At the end of last week, the UK government announced the launch of a ‘Vaccine Taskforce’ to expedite the development and manufacture of a potential coronavirus vaccine.
The taskforce will be led by chief scientific adviser to the government, Patrick Vallance, and deputy chief medical officer, Jonathan van Tam. According to the government, the members also include further representatives from government, academia and industry.
The taskforce named John Bell, ‘life sciences champion’, as well as selected individuals from AstraZeneca and the Wellcome Trust as contributing members, with the taskforce working alongside the BioIndustry Association (BIA).

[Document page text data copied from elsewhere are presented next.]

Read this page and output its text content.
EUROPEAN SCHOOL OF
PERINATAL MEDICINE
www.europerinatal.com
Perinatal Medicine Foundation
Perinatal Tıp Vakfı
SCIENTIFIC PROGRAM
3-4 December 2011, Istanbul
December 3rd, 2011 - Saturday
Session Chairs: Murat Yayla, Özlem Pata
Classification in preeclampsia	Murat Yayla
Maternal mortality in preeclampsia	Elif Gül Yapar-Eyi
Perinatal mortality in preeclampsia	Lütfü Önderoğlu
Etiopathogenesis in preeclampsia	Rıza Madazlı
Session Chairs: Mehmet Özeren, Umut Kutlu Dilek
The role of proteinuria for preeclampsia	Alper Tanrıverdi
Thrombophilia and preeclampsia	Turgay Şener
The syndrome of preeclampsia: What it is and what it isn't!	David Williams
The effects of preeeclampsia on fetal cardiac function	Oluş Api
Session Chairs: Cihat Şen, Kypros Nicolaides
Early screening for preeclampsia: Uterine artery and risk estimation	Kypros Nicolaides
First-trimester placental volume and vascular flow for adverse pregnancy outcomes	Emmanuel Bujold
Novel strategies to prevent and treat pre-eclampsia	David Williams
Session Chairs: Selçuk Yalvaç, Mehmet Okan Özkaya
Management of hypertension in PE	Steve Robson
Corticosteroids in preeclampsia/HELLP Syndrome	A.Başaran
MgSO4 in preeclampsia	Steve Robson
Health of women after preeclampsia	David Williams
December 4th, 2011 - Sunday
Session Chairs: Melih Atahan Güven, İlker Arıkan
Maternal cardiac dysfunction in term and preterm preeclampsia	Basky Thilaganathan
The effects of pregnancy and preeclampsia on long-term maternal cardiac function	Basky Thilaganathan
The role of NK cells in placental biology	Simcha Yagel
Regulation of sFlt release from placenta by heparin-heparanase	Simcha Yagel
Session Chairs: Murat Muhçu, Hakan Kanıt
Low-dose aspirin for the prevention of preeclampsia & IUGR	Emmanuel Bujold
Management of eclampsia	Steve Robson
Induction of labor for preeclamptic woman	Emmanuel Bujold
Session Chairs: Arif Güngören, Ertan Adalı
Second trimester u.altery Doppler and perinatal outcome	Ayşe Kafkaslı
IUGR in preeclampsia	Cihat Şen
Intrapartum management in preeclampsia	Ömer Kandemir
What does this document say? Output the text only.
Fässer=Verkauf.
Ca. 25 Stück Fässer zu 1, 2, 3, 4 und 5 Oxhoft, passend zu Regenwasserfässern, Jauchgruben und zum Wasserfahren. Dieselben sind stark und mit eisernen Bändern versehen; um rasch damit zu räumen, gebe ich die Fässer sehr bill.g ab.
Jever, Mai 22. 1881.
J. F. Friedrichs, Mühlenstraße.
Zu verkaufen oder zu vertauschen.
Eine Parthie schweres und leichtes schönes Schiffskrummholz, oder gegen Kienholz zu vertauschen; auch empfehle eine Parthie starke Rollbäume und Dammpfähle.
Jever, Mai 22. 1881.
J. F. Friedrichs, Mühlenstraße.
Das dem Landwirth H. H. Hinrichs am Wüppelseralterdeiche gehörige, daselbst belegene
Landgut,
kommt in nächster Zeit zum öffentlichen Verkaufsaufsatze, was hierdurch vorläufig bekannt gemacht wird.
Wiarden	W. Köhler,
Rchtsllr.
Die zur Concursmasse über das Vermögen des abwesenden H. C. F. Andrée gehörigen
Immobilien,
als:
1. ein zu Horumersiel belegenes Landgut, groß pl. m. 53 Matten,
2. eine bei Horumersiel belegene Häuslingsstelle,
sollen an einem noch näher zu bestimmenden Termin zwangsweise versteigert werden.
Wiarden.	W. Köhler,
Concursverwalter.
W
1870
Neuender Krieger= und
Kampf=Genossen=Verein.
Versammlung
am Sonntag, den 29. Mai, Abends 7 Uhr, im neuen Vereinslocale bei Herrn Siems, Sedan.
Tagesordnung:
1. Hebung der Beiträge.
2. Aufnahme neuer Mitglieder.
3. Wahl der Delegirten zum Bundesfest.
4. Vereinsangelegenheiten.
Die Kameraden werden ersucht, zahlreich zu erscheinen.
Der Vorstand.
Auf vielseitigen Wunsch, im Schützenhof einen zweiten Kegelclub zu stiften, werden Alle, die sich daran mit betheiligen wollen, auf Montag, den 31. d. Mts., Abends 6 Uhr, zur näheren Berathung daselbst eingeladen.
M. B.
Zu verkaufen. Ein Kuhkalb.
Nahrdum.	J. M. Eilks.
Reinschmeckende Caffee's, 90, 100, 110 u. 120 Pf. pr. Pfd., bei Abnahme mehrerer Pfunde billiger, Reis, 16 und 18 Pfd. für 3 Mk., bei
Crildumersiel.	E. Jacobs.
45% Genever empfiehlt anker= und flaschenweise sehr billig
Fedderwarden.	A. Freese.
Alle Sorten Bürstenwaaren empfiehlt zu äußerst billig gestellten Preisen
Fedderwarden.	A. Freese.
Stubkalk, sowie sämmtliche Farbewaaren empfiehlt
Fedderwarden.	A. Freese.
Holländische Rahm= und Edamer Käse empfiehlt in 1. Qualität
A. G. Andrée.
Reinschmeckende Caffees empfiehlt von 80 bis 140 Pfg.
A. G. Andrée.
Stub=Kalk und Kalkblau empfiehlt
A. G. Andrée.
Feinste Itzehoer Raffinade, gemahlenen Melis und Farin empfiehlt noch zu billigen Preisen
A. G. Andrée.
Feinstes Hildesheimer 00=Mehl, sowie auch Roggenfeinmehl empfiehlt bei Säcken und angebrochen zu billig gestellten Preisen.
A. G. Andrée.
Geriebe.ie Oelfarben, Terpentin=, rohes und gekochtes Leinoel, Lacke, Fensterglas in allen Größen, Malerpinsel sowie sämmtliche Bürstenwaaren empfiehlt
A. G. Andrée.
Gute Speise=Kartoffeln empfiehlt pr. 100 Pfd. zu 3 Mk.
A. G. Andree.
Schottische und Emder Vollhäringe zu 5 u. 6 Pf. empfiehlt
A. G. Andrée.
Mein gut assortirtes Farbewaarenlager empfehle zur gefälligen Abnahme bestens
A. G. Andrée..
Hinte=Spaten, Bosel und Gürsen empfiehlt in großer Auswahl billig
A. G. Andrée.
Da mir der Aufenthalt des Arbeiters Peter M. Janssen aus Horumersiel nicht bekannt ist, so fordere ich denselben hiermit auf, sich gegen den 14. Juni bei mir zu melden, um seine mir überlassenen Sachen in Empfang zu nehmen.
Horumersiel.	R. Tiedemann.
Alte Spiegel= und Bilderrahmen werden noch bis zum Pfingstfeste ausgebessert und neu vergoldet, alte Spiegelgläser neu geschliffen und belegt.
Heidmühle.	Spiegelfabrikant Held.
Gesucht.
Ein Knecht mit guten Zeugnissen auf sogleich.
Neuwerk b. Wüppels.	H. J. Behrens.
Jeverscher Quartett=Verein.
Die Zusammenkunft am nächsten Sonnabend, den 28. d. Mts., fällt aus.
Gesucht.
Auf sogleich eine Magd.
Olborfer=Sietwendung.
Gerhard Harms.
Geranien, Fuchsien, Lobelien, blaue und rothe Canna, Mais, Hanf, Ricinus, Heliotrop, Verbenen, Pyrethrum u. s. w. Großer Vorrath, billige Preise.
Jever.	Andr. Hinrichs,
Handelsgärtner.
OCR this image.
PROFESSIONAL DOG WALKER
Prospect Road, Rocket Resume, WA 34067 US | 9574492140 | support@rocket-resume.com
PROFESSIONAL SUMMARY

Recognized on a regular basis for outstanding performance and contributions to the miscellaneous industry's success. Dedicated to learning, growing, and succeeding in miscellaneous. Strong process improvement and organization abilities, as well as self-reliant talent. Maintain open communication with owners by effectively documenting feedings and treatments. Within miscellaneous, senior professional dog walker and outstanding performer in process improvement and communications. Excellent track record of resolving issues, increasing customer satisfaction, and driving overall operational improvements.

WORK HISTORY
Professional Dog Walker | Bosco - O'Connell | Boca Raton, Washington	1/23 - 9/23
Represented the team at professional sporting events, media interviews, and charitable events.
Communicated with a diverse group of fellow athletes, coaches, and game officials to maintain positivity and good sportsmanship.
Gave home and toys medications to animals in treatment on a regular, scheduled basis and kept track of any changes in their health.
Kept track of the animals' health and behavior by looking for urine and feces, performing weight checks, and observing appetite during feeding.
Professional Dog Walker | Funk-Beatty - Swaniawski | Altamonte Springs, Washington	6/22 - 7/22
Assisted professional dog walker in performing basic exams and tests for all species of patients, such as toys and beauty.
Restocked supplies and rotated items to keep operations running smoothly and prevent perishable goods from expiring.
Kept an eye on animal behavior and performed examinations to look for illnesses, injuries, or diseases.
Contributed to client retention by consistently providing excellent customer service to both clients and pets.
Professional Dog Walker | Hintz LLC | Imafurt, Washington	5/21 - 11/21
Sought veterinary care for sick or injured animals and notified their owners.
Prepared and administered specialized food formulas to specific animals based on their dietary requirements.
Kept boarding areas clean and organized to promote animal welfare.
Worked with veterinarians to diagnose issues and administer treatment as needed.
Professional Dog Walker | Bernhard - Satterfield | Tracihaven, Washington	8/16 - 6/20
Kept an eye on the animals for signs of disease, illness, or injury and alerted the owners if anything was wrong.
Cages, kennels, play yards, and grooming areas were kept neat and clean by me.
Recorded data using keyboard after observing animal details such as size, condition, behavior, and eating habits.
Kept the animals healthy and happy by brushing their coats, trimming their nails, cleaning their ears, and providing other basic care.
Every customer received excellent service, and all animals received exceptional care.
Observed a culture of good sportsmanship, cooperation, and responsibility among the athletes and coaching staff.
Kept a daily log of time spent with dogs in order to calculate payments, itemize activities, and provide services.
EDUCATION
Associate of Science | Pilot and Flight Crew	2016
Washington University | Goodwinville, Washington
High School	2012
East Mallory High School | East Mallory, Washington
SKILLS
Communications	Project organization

According to the government, the taskforce will have five principle activities:
- Supporting the discovery of potential coronavirus vaccines by working with the public and private sector, rapidly mobilizing funding, supporting leading academics and identifying ways to fast-track clinical trials
- Preparing the UK as a leader in clinical vaccine testing and manufacturing, working with companies already at the forefront of vaccine development
- Reviewing government regulations to facilitate rapid and safe vaccine trials
- Developing funding and operational plans for the procurement and delivery of vaccines
- Building on the UK’s research and development expertise to support international efforts to find a coronavirus vaccine
In regard to manufacturing, the plan is for the scale up of capacity allowing for a potential vaccine to be produced at a ‘million-dose scale’.
As part of the same announcement, the government stated that 21 coronavirus projects were set to share around £14m ($17m) in funding to accelerate development.
Included within this is a trial by the University of Oxford to determine whether an anti-malarial treatment could diminish symptoms of COVID-19 in people in high-risk groups. The university recently launched such a trial into chloroquine/hydroxychloroquine for those members of the public at high-risk.